The Vinyl Institute study comes as the Environmental Protection Agency is completing an inventory of dioxin in the United States, part of a long-term reassessment of dioxin's health and exposure effects.
The VI study, delivered to EPA Aug. 10, found that PVC manufacturing most likely produces about 24.3 grams of dioxin a year, with that amount falling to 16 grams if waste that is landfilled is not counted. About 3,000 grams of dioxin are produced in the United States each year.
That compares with a 1993 Greenpeace estimate of between 283 grams and 565 grams of dioxin a year from vinyl production.
The study means that vinyl manufacturing should not be a high priority in EPA's attempts to reduce dioxin emissions, said William Carroll, vice president of chlorovinyl issues for Occidental Chemical Corp. in Dallas and a spokesman on the issue for Morristown, N.J.-based VI.
``If we had been a 500-gram source, I don't think EPA could ignore it,'' he said.
Vinyl industry emissions include 12 grams from on-site hazardous waste incinerators, but those will be cut to 1-2 grams a year within five years under rules EPA is developing, Carroll said.
An April EPA report said the agency could not make definitive release estimates for the industry, but said the Vinyl Institute study and previous information would allow it to make reasonable estimates.
An EPA scientist involved in the dioxin measuring project, David Cleverly, said the agency still is evaluating the study but said the vinyl industry used EPA methods for measuring waste-water and stack gas releases.
EPA policy officials were not available for comment, but Cleverly said the low emissions still could be a problem, if a particular plant's dioxin emissions result in significant human exposure in a local area.
Greenpeace scientist Pat Costner said she had not seen the VI study, and said the environmental group has not updated its own studies. Other recent studies point to PVC manufacturing being a significant source of dioxin in a river in Germany, she said.
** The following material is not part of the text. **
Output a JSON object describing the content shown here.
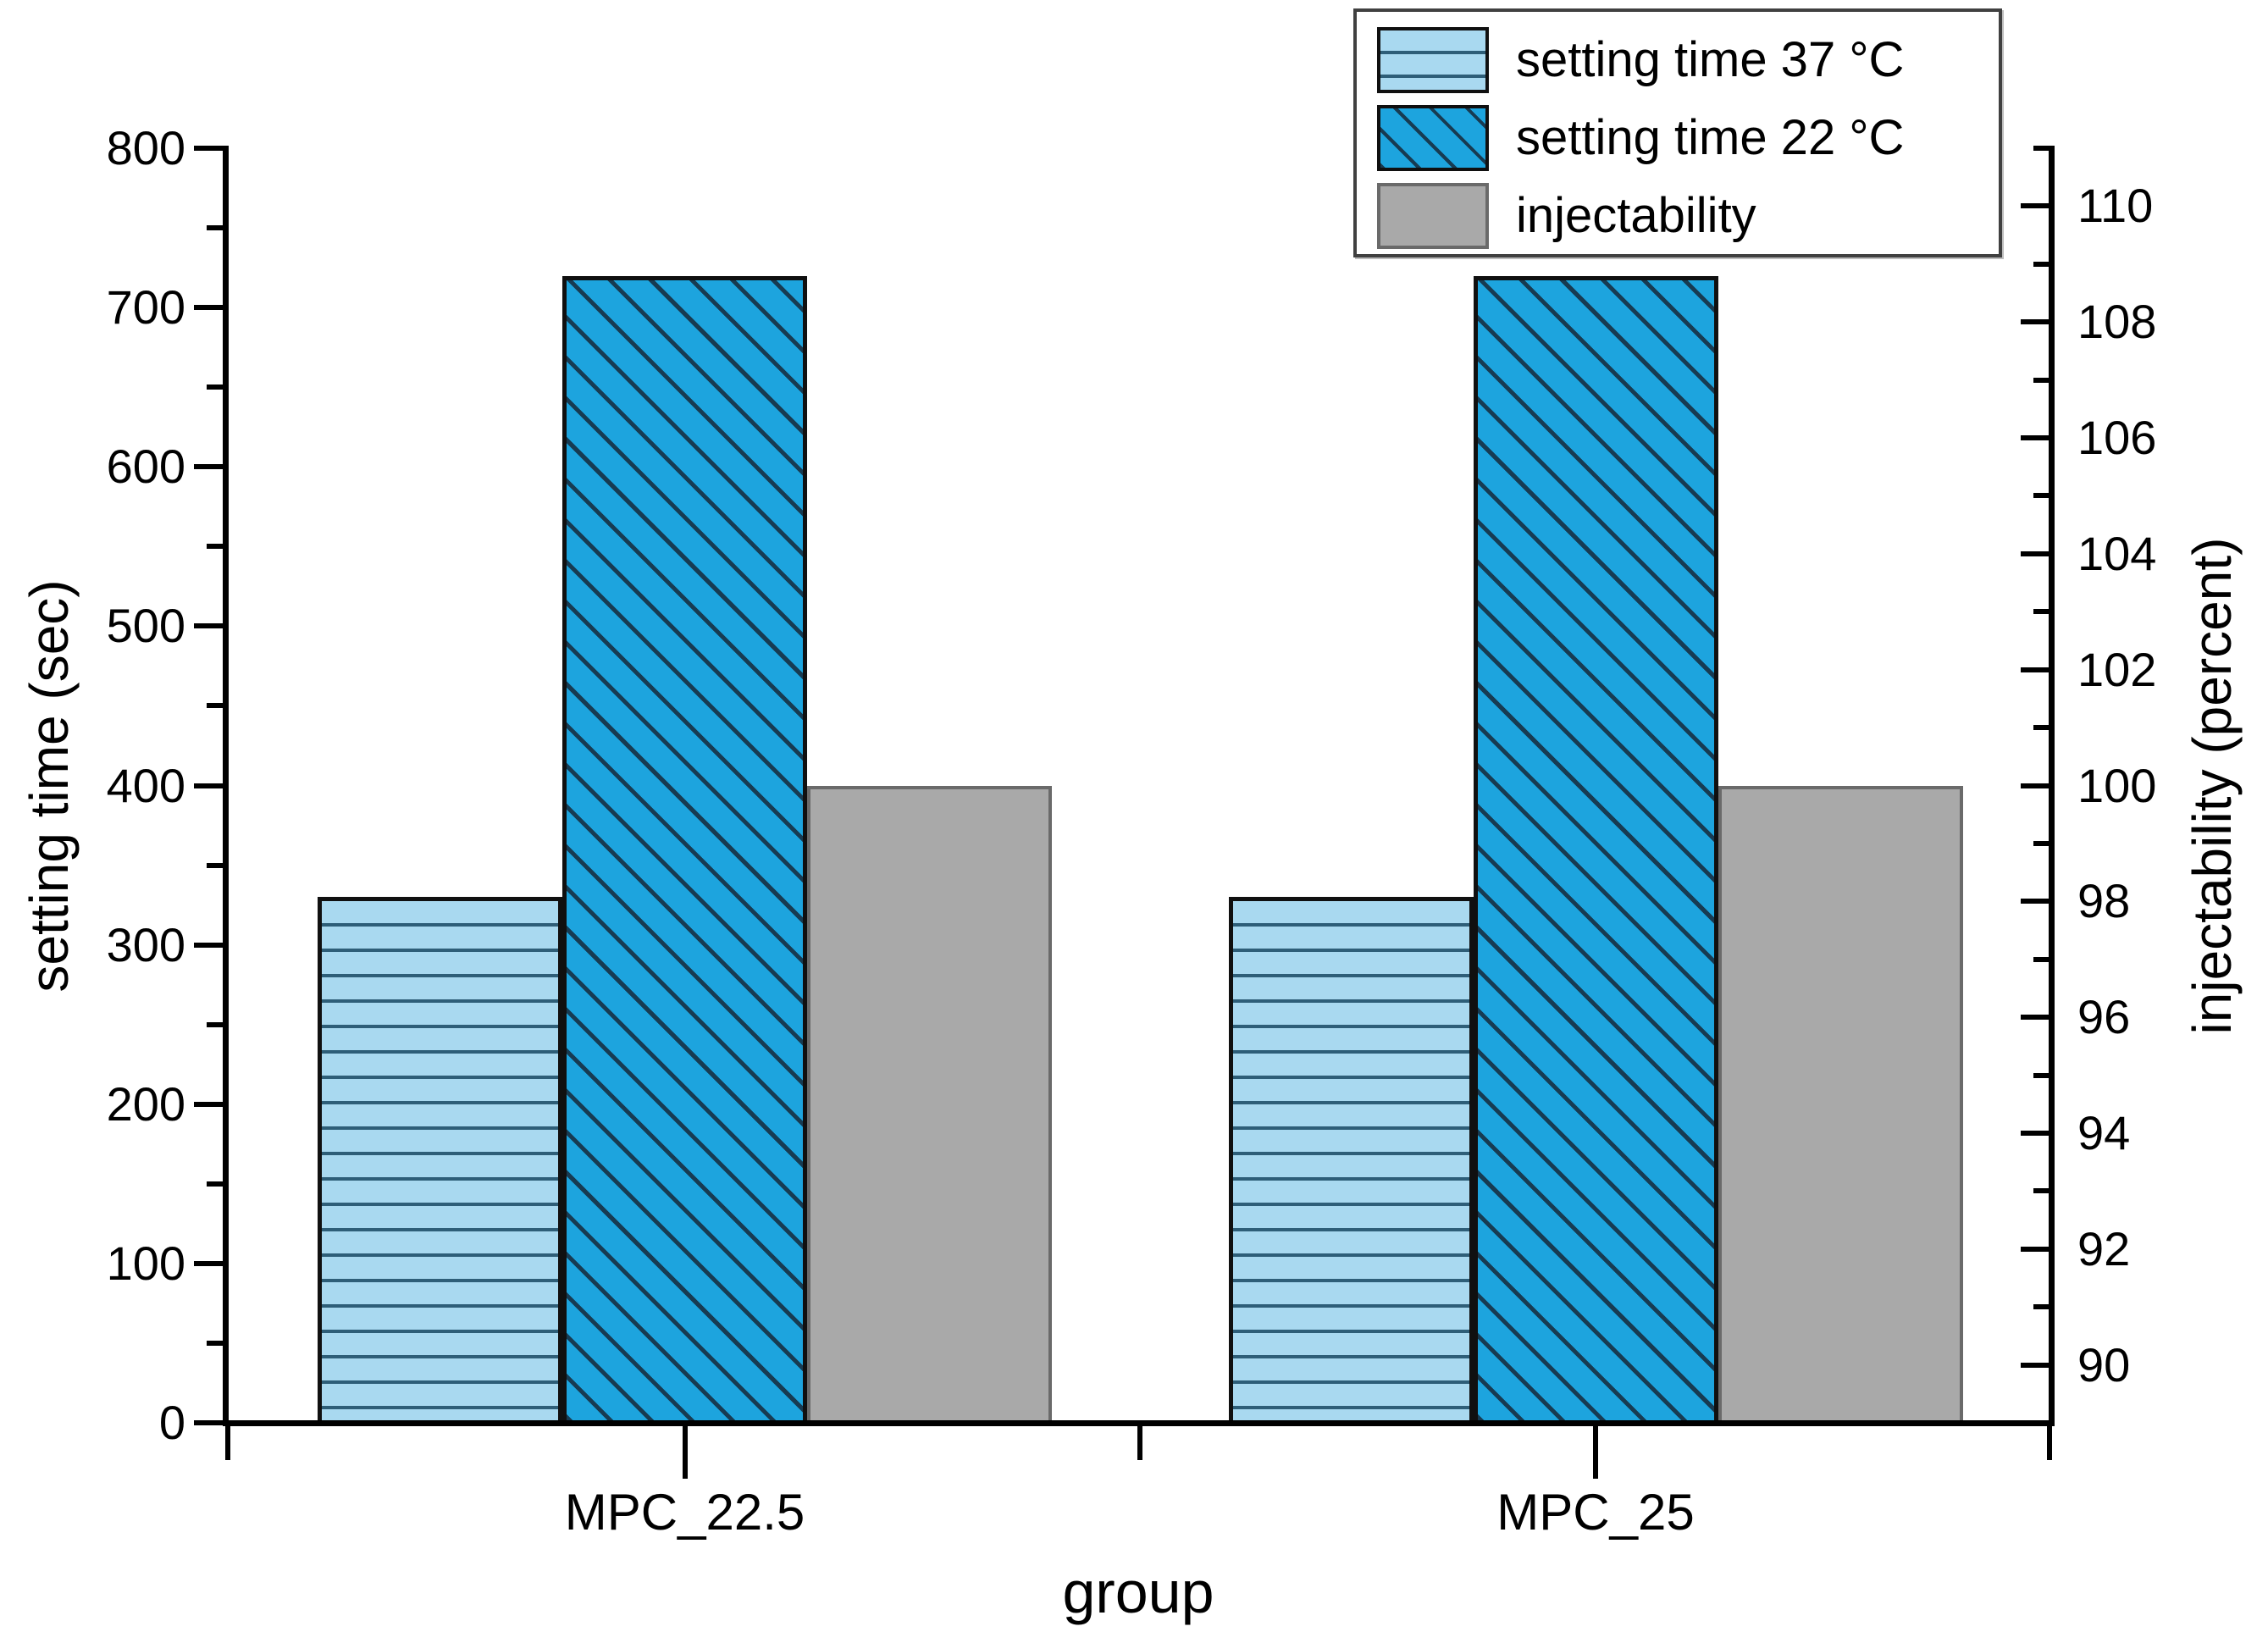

Dioxin can be dangerous in very minute quantities, and has been linked to cancer, reproductive and developmental problems, endocrine effects and immune-system problems, health officials said.
The VI study does not include dioxin releases from one of the EPA's top producers of dioxin, medical-waste incinerators. Some health-care groups say incineration of PVC medical products produces significant amounts of dioxin.
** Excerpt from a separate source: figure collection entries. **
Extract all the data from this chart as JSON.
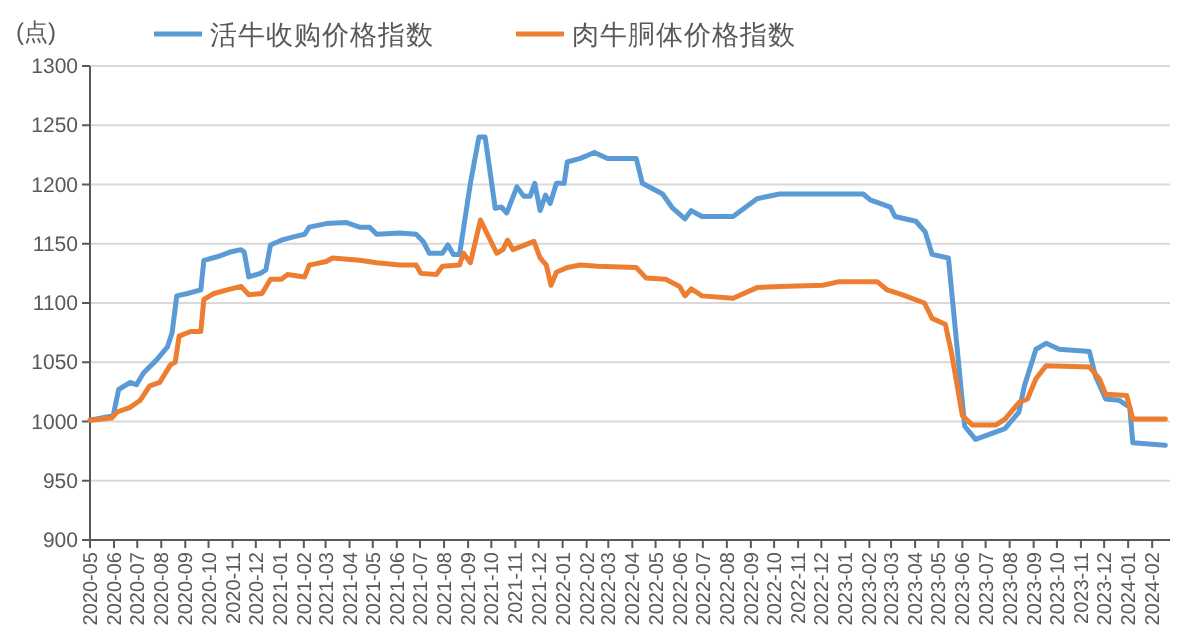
{
  "chart_data": {
    "type": "line",
    "ylabel": "(点)",
    "legend": "top",
    "grid": "y",
    "marker": "none",
    "line_style": "solid",
    "xlim": [
      "2020-05-01",
      "2024-02-24"
    ],
    "ylim": [
      900,
      1300
    ],
    "yticks": [
      900,
      950,
      1000,
      1050,
      1100,
      1150,
      1200,
      1250,
      1300
    ],
    "xticks": [
      "2020-05",
      "2020-06",
      "2020-07",
      "2020-08",
      "2020-09",
      "2020-10",
      "2020-11",
      "2020-12",
      "2021-01",
      "2021-02",
      "2021-03",
      "2021-04",
      "2021-05",
      "2021-06",
      "2021-07",
      "2021-08",
      "2021-09",
      "2021-10",
      "2021-11",
      "2021-12",
      "2022-01",
      "2022-02",
      "2022-03",
      "2022-04",
      "2022-05",
      "2022-06",
      "2022-07",
      "2022-08",
      "2022-09",
      "2022-10",
      "2022-11",
      "2022-12",
      "2023-01",
      "2023-02",
      "2023-03",
      "2023-04",
      "2023-05",
      "2023-06",
      "2023-07",
      "2023-08",
      "2023-09",
      "2023-10",
      "2023-11",
      "2023-12",
      "2024-01",
      "2024-02"
    ],
    "series": [
      {
        "name": "活牛收购价格指数",
        "color": "#5b9bd5",
        "x": [
          "2020-05-01",
          "2020-05-31",
          "2020-06-07",
          "2020-06-22",
          "2020-06-30",
          "2020-07-09",
          "2020-07-26",
          "2020-08-09",
          "2020-08-15",
          "2020-08-21",
          "2020-09-04",
          "2020-09-21",
          "2020-09-25",
          "2020-10-12",
          "2020-10-29",
          "2020-11-12",
          "2020-11-16",
          "2020-11-22",
          "2020-12-07",
          "2020-12-14",
          "2020-12-20",
          "2021-01-03",
          "2021-01-20",
          "2021-02-02",
          "2021-02-08",
          "2021-03-02",
          "2021-03-27",
          "2021-04-14",
          "2021-04-27",
          "2021-05-06",
          "2021-06-05",
          "2021-06-26",
          "2021-07-05",
          "2021-07-13",
          "2021-07-30",
          "2021-08-06",
          "2021-08-13",
          "2021-08-21",
          "2021-09-04",
          "2021-09-15",
          "2021-09-23",
          "2021-10-06",
          "2021-10-14",
          "2021-10-21",
          "2021-11-03",
          "2021-11-12",
          "2021-11-20",
          "2021-11-26",
          "2021-12-03",
          "2021-12-10",
          "2021-12-16",
          "2021-12-24",
          "2022-01-03",
          "2022-01-07",
          "2022-01-24",
          "2022-02-11",
          "2022-02-28",
          "2022-04-06",
          "2022-04-14",
          "2022-05-10",
          "2022-05-23",
          "2022-06-08",
          "2022-06-16",
          "2022-06-30",
          "2022-08-09",
          "2022-09-09",
          "2022-10-08",
          "2023-01-24",
          "2023-02-02",
          "2023-02-28",
          "2023-03-06",
          "2023-04-02",
          "2023-04-14",
          "2023-04-23",
          "2023-05-14",
          "2023-06-04",
          "2023-06-18",
          "2023-07-26",
          "2023-08-13",
          "2023-08-20",
          "2023-09-04",
          "2023-09-17",
          "2023-10-04",
          "2023-11-12",
          "2023-11-20",
          "2023-12-03",
          "2023-12-20",
          "2024-01-03",
          "2024-01-07",
          "2024-02-18"
        ],
        "values": [
          1001,
          1005,
          1027,
          1033,
          1031,
          1041,
          1052,
          1063,
          1075,
          1106,
          1108,
          1111,
          1136,
          1139,
          1143,
          1145,
          1143,
          1122,
          1125,
          1128,
          1149,
          1153,
          1156,
          1158,
          1164,
          1167,
          1168,
          1164,
          1164,
          1158,
          1159,
          1158,
          1152,
          1142,
          1142,
          1149,
          1141,
          1141,
          1201,
          1240,
          1240,
          1180,
          1181,
          1176,
          1198,
          1190,
          1190,
          1201,
          1178,
          1191,
          1184,
          1201,
          1201,
          1219,
          1222,
          1227,
          1222,
          1222,
          1201,
          1192,
          1180,
          1171,
          1178,
          1173,
          1173,
          1188,
          1192,
          1192,
          1187,
          1181,
          1173,
          1169,
          1160,
          1141,
          1138,
          996,
          985,
          994,
          1008,
          1030,
          1061,
          1066,
          1061,
          1059,
          1038,
          1019,
          1018,
          1012,
          982,
          980
        ]
      },
      {
        "name": "肉牛胴体价格指数",
        "color": "#ed7d31",
        "x": [
          "2020-05-01",
          "2020-05-29",
          "2020-06-05",
          "2020-06-22",
          "2020-07-05",
          "2020-07-17",
          "2020-07-30",
          "2020-08-13",
          "2020-08-19",
          "2020-08-24",
          "2020-09-08",
          "2020-09-21",
          "2020-09-25",
          "2020-10-08",
          "2020-10-25",
          "2020-11-12",
          "2020-11-22",
          "2020-12-09",
          "2020-12-20",
          "2021-01-03",
          "2021-01-11",
          "2021-02-02",
          "2021-02-08",
          "2021-03-02",
          "2021-03-10",
          "2021-04-14",
          "2021-05-06",
          "2021-06-05",
          "2021-06-26",
          "2021-07-02",
          "2021-07-22",
          "2021-07-30",
          "2021-08-21",
          "2021-08-26",
          "2021-09-04",
          "2021-09-17",
          "2021-10-08",
          "2021-10-16",
          "2021-10-22",
          "2021-10-29",
          "2021-11-25",
          "2021-12-03",
          "2021-12-11",
          "2021-12-17",
          "2021-12-24",
          "2022-01-07",
          "2022-01-24",
          "2022-02-15",
          "2022-04-06",
          "2022-04-19",
          "2022-05-14",
          "2022-06-01",
          "2022-06-08",
          "2022-06-16",
          "2022-06-30",
          "2022-08-09",
          "2022-09-09",
          "2022-10-08",
          "2022-12-03",
          "2022-12-24",
          "2023-02-11",
          "2023-02-24",
          "2023-03-15",
          "2023-04-13",
          "2023-04-23",
          "2023-05-10",
          "2023-05-18",
          "2023-06-01",
          "2023-06-14",
          "2023-07-14",
          "2023-07-26",
          "2023-08-13",
          "2023-08-24",
          "2023-09-04",
          "2023-09-17",
          "2023-11-12",
          "2023-11-25",
          "2023-12-03",
          "2023-12-30",
          "2024-01-07",
          "2024-02-18"
        ],
        "values": [
          1001,
          1003,
          1008,
          1012,
          1018,
          1030,
          1033,
          1048,
          1050,
          1072,
          1076,
          1076,
          1103,
          1108,
          1111,
          1114,
          1107,
          1108,
          1120,
          1120,
          1124,
          1122,
          1132,
          1135,
          1138,
          1136,
          1134,
          1132,
          1132,
          1125,
          1124,
          1131,
          1132,
          1142,
          1134,
          1170,
          1142,
          1145,
          1153,
          1145,
          1152,
          1138,
          1132,
          1115,
          1126,
          1130,
          1132,
          1131,
          1130,
          1121,
          1120,
          1114,
          1106,
          1112,
          1106,
          1104,
          1113,
          1114,
          1115,
          1118,
          1118,
          1111,
          1107,
          1100,
          1087,
          1082,
          1058,
          1005,
          997,
          997,
          1002,
          1016,
          1019,
          1036,
          1047,
          1046,
          1036,
          1023,
          1022,
          1002,
          1002
        ]
      }
    ]
  }
}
The EPA's dioxin inventory released in April listed medical-waste incinerators as the third-largest producers of dioxin, generating about 480 grams a year.
Charlotte Brody, co-coordinator of Health Care Without Harm in Falls Church, Va., said it is not clear how much dioxin in medical waste comes from PVC. But since burning chlorine produces dioxin, and PVC is 57 percent chlorine, hospitals need to eliminate the burning of PVC, she said.
Carroll said that about 75 percent of the chlorine in a medical-waste incinerator is from PVC, but he said studies have shown that incinerator operation is the key to dioxin production, not the type of material burned.
There are plenty of other sources of chlorine in medical incinerators, including blood and saline, he said.
Removing the PVC from incinerators still would leave enough chlorine to cause problems, if the incinerator is not operated properly, he said.